Enjoyment of his little trick flickered over his face.
Then he turned to Giovanni and went on more seriously, “That silent practice is usually enough for me nowadays. But when I was your age I practise in a different manner altogether, from sunrise to sunset, with both my hands and all my strength—and the stick of my father across my shoulders! My thin carcase was the fiddle on which he practise! It was die, or be the greatest of all the fiddlers. Well, I do not die, though I come near to it—when I was quite small I was wrapped in my shroud to be put in the grave—but I work till my bones nearly come through my skin. I have lessons from some great teachers, but mostly I teach myself. I experiment, I investigate, I play tricks with the fiddle. The great teachers they treat the violin as if she were a Madonna in some dark church. You must do this and so, never that way. You are careful with your bow, and you tune your first string at E, and then you go down the steps to A, and then D, and land safely at G”—Paganini sang the intervals in a queer croaking voice—“and you keep most carefully to all you ought to do, and it is most safe and pretty. But I,” he flung out one arm in a violent gesture, “I do quite other things, I tune my strings as suits me, and if one string breaks I play on three, and if two break I still have two left, and if they all break, why then I would play on a hair from my head! I make my violin not one instrument but many. She is a harp, a flute, an oboe. I fly up the harmonics right into the air, where no fiddler has flown before. They are not notes, they are a dream!”
He was suddenly silent, his enormous eyes in their cavernous sockets staring out of the window. Giovanni hardly dared breathe. After a minute Paganini turned to him and laid the Guarnerius gently on his knee.
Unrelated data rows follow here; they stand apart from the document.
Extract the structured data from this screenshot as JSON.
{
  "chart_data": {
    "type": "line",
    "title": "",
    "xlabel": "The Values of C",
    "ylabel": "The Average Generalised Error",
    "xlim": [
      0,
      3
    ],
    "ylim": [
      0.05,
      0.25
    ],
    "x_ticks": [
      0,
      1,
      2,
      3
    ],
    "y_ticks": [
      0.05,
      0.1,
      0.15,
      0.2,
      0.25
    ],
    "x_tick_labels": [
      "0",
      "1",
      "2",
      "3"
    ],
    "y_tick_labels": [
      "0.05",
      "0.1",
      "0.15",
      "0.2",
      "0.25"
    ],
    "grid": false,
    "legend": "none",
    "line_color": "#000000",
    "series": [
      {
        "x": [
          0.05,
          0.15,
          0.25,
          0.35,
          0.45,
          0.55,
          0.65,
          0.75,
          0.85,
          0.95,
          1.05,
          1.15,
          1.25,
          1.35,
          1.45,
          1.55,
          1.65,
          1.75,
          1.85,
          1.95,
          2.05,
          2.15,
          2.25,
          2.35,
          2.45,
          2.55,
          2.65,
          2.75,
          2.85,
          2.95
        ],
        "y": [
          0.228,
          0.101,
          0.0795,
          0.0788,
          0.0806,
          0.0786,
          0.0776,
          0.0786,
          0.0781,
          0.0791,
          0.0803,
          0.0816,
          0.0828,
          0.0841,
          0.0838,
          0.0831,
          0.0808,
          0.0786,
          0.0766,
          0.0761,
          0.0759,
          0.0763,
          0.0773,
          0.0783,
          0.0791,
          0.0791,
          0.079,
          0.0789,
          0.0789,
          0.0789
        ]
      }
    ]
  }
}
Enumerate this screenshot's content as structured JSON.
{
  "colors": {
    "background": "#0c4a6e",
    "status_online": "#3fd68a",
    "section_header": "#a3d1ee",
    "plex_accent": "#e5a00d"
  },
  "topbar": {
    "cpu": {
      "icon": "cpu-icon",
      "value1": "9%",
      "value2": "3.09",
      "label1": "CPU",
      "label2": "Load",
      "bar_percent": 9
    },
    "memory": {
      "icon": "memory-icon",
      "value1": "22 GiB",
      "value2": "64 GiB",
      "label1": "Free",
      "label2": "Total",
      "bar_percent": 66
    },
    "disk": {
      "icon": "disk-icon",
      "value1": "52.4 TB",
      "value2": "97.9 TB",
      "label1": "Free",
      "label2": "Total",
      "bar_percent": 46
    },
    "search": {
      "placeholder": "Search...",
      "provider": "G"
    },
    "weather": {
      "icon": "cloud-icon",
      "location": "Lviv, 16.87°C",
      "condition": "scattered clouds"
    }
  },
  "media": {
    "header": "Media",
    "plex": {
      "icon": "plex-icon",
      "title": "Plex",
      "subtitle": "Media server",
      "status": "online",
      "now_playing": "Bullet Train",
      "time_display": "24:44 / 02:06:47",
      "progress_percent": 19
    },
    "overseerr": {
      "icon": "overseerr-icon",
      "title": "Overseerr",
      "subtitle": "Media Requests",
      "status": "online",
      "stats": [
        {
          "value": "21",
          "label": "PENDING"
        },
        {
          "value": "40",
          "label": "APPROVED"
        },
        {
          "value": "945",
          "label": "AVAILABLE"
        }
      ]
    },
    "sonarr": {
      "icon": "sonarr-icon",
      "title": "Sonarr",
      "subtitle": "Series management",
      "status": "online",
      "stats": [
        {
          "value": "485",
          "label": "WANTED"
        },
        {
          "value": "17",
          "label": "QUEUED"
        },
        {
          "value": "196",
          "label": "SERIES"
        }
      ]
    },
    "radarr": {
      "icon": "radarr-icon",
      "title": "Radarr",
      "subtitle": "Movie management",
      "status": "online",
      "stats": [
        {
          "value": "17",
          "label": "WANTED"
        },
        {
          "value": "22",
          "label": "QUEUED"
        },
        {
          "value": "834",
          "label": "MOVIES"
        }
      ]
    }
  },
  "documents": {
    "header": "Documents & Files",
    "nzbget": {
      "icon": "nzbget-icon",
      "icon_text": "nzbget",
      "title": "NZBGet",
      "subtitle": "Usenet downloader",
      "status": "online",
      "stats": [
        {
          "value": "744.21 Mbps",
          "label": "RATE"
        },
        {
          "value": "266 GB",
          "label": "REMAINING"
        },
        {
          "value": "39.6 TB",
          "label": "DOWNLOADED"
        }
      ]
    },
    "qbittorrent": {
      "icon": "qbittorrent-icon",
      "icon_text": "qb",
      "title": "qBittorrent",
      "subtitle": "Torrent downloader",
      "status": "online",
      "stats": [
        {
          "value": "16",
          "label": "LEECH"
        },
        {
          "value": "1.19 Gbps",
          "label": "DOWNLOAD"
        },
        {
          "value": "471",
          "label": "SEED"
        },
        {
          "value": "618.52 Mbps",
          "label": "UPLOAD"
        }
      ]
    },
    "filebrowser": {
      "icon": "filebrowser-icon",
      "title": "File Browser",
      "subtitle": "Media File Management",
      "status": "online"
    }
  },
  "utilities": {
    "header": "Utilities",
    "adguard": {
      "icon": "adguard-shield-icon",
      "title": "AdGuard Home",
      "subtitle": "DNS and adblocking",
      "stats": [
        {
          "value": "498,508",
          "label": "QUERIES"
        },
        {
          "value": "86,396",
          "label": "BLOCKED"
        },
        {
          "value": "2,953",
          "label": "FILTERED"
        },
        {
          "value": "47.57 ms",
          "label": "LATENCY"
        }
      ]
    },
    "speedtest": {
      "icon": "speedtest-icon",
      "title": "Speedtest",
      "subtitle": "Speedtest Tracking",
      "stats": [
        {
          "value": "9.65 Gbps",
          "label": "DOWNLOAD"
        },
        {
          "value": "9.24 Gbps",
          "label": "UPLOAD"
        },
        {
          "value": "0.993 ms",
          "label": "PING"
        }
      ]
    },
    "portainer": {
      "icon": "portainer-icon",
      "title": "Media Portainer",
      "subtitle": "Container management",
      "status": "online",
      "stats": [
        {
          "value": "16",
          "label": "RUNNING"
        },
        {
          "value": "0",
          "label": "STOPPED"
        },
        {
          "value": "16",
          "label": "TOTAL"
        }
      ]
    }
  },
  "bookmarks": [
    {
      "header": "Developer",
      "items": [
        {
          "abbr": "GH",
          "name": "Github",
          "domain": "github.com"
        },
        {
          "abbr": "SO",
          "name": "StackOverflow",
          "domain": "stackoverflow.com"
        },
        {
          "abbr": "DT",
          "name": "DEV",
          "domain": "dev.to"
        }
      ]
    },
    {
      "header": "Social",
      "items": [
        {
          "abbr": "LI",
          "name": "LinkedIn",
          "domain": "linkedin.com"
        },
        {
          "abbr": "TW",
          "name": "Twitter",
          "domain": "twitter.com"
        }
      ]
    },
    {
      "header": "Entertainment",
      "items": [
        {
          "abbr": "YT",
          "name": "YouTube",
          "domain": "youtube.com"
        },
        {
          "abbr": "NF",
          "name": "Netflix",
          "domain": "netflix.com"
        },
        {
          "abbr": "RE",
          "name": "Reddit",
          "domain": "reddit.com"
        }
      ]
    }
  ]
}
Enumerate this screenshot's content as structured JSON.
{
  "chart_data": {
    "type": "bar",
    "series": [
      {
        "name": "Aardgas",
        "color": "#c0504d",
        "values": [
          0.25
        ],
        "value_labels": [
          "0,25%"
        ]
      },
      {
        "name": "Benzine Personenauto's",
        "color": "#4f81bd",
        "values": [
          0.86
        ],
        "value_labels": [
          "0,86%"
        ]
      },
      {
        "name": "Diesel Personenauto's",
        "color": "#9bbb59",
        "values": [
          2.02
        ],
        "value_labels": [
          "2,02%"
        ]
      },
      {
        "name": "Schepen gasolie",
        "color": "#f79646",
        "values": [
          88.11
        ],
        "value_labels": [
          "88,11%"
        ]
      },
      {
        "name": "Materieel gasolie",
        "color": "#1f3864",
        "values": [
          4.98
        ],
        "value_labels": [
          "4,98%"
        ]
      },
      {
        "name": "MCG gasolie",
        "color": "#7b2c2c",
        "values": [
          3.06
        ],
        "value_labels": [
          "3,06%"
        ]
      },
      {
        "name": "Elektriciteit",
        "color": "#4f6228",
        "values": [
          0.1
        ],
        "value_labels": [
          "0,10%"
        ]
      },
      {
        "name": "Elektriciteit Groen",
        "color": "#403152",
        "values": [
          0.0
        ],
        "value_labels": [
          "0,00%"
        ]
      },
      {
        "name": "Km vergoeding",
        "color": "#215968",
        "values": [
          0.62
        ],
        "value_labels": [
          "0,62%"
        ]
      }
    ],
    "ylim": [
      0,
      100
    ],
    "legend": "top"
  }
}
“A violin is a mystery,” he said, “Look at it andMYSTERY OF A FIDDLE always remember that—think of that as you play your scales and arpeggios which are the staircase to the stars. Out of that little shell of wood you can draw anything, into it you can pour everything. The human hand and mind have never invented another instrument like the fiddle and never will. It grows to you like your own bones, I would as soon lose my hands as this Guarnerius. It was given to me years past by a generous friend at Leghorn. I had been forced to pawn my Stradivarius—which I had won by playing at sight a concerto considered monstrously difficult—so this lovely Guarnerius was loaned to me, and when the owner had heard me play upon it tears streamed from his eyes, and he said ‘You shall keep it. Never again will I profane the strings that have known your fingers. It is to you and not to me that my violin belongs.’ As he wept to give so I wept to receive, for I knew the sacrifice, but I could do no other than accept—when my fingers went round her neck, when my bow fell on her strings, I knew my Josef del Gésu and I were born for each other!”
Paganini at times would talk like this to Giovanni, telling the boy of his own strange childhood, expressing his feelings and ideas with simplicity and kindness. At other times he would utter hardly a word except to complain that his throat hurt him and his mind was a desert. He would not talk and he would not teach, and Giovanni had to do his practising well out of his master’s hearing. Leave it undone he neither dared nor desired, for at any moment Paganini might come out of his dark mood and demand from him transcendent efforts and achievements. In adjusting himself to Paganini, in watching and waiting upon him, in realising that life could be very strange and broken and uncertain, Giovanni rapidly grew to a wisdom beyond his years. He adored Paganini and was sorry for him. He knew him for an unhappy, almost a haunted, man, though what was the cause of the sorrow he had no knowledge.